Before I left the States I was having dinner with Matt and Liz, two friends who run the progressive Christian blog www,saltproject.org, and I asked for some advice.

I knew we would be in a lot of churches and we’d be seeing a lot of crucifixes and pietas. Not just bare wooden crosses, but dead, wounded Jesuses lit for effect.

How might I think about this image?

How might I explain it to my daughter? ...and how to compare it to the iconic image of the Buddha sitting in meditation which is the primary religious image Willa Marie has grown up with?

Their answer was helpful. It didn’t touch on the question of Christ dying for humanity’s sins but on hope.

Violence, terrible violence, occurs every day. Christ on the cross brings that reality - humanity’s worst acts of violence - into places of worship.

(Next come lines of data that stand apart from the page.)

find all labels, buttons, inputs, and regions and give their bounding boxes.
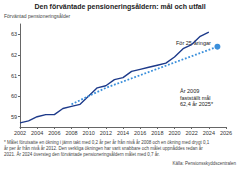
svg-text:2004: 2004 bbox=[31, 130, 43, 136]
svg-text:2014: 2014 bbox=[117, 130, 129, 136]
svg-text:2020: 2020 bbox=[168, 130, 180, 136]
svg-text:2012: 2012 bbox=[100, 130, 112, 136]
svg-text:år per år från nivå år 2012. D: år per år från nivå år 2012. Den verklig… bbox=[4, 145, 204, 151]
svg-text:61: 61 bbox=[11, 73, 17, 79]
svg-text:2021. År 2024 översteg den för: 2021. År 2024 översteg den förväntade pe… bbox=[4, 151, 160, 157]
svg-text:2022: 2022 bbox=[186, 130, 198, 136]
svg-text:62,4 år 2025*: 62,4 år 2025* bbox=[180, 101, 214, 107]
svg-text:2006: 2006 bbox=[48, 130, 60, 136]
svg-text:fastställt mål: fastställt mål bbox=[180, 95, 211, 101]
svg-text:Källa: Pensionsskyddscentralen: Källa: Pensionsskyddscentralen bbox=[172, 161, 236, 166]
svg-text:62: 62 bbox=[11, 52, 17, 58]
svg-text:Förväntad pensioneringsålder: Förväntad pensioneringsålder bbox=[4, 13, 70, 19]
svg-text:60: 60 bbox=[11, 93, 17, 99]
svg-text:2024: 2024 bbox=[203, 130, 215, 136]
svg-text:2018: 2018 bbox=[151, 130, 163, 136]
svg-text:63: 63 bbox=[11, 31, 17, 37]
svg-text:2002: 2002 bbox=[14, 130, 26, 136]
svg-text:År 2009: År 2009 bbox=[180, 88, 199, 94]
svg-text:2026: 2026 bbox=[220, 130, 232, 136]
svg-text:* Målet förutsatte en ökning i: * Målet förutsatte en ökning i jämn takt… bbox=[4, 139, 211, 145]
svg-text:2010: 2010 bbox=[83, 130, 95, 136]
svg-text:2016: 2016 bbox=[134, 130, 146, 136]
svg-text:Den förväntade pensioneringsål: Den förväntade pensioneringsåldern: mål … bbox=[34, 3, 205, 11]
svg-text:För 25-åringar: För 25-åringar bbox=[176, 40, 211, 46]
svg-text:59: 59 bbox=[11, 114, 17, 120]
svg-text:2008: 2008 bbox=[65, 130, 77, 136]
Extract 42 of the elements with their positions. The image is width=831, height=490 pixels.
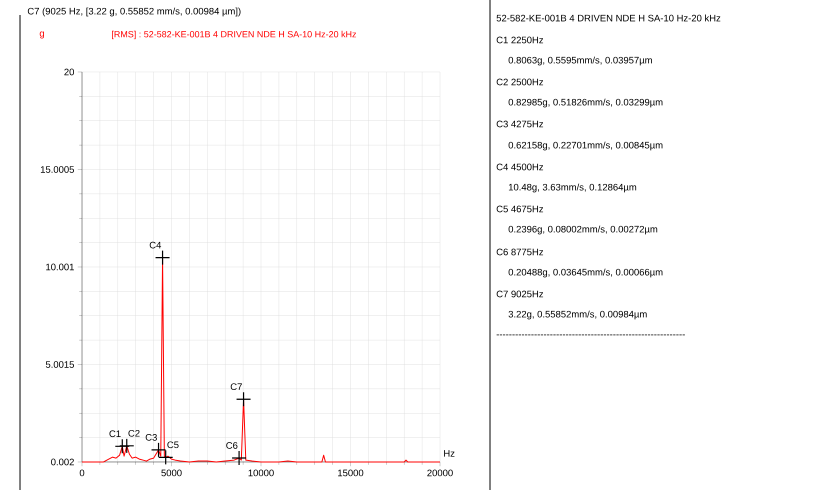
x-tick-label: 5000 xyxy=(161,470,182,476)
annotation: C1 xyxy=(109,430,121,438)
text: 10.48g, 3.63mm/s, 0.12864µm xyxy=(508,184,636,192)
chart-subtitle: [RMS] : 52-582-KE-001B 4 DRIVEN NDE H SA-10 Hz-20 kHz xyxy=(112,30,356,40)
annotation: C4 xyxy=(150,242,162,248)
point xyxy=(154,250,170,266)
x-tick-label: 20000 xyxy=(427,470,453,476)
text: C6 8775Hz xyxy=(496,248,544,256)
text: 3.22g, 0.55852mm/s, 0.00984µm xyxy=(508,310,647,320)
annotation: C7 xyxy=(230,383,242,390)
y-tick-label: 20 xyxy=(64,68,74,76)
x-tick-label: 0 xyxy=(80,470,84,476)
point xyxy=(236,392,252,407)
annotation: C2 xyxy=(128,430,140,437)
annotation: C6 xyxy=(226,442,238,449)
chart-title: C7 (9025 Hz, [3.22 g, 0.55852 mm/s, 0.00984 µm]) xyxy=(28,8,241,16)
point xyxy=(114,438,130,454)
text: C7 9025Hz xyxy=(496,290,544,298)
text: 0.62158g, 0.22701mm/s, 0.00845µm xyxy=(508,142,662,150)
text: C2 2500Hz xyxy=(496,78,544,86)
y-tick-label: 0.002 xyxy=(51,458,74,466)
text: C3 4275Hz xyxy=(496,120,544,128)
y-tick-label: 15.0005 xyxy=(40,166,74,173)
text: 0.2396g, 0.08002mm/s, 0.00272µm xyxy=(508,226,658,234)
point xyxy=(231,450,247,466)
text: C5 4675Hz xyxy=(496,206,544,212)
text: 0.20488g, 0.03645mm/s, 0.00066µm xyxy=(508,268,662,278)
text: 0.82985g, 0.51826mm/s, 0.03299µm xyxy=(508,98,662,108)
text: 0.8063g, 0.5595mm/s, 0.03957µm xyxy=(508,56,652,66)
x-tick-label: 15000 xyxy=(338,470,364,476)
text: ------------------------------------------------------------ xyxy=(496,334,685,336)
x-tick-label: 10000 xyxy=(248,470,274,476)
annotation: C3 xyxy=(146,434,157,441)
y-axis-title: g xyxy=(40,31,44,39)
y-tick-label: 5.0015 xyxy=(46,361,74,368)
x-axis-title: Hz xyxy=(444,450,454,457)
text: 52-582-KE-001B 4 DRIVEN NDE H SA-10 Hz-20 kHz xyxy=(496,14,720,22)
text: C4 4500Hz xyxy=(496,164,544,170)
point xyxy=(119,438,134,454)
text: C1 2250Hz xyxy=(496,36,544,44)
y-tick-label: 10.001 xyxy=(46,264,74,270)
annotation: C5 xyxy=(167,441,179,448)
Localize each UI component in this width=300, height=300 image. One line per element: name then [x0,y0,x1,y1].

In church after church, museum after museum, we see mothers and friends grieving; a son and a leader taken from them by state-sanctioned violence.

People gather and grieve and lay him across their lap showing the world this beautiful boy’s limp and tortured body.

And god is there. And in that ending a beginning. In that moment of total despair hope arises, light shines. A movement begins and an empire changes and then it falls.

Out of darkness, light. Out of despair, hope. Out of violence, peace.

It’s a different, and for me, very helpful way to see the image.

Of course, it is not lost on me that since the crucifixion elements of the Christian church have been behind some of the most egregious forms of state sponsored violence in history.

But I’m indebted to Matt and Liz for helping me be lifted up, rather dragged down, again and again as we've walked into churches and seen crucifix after crucifix.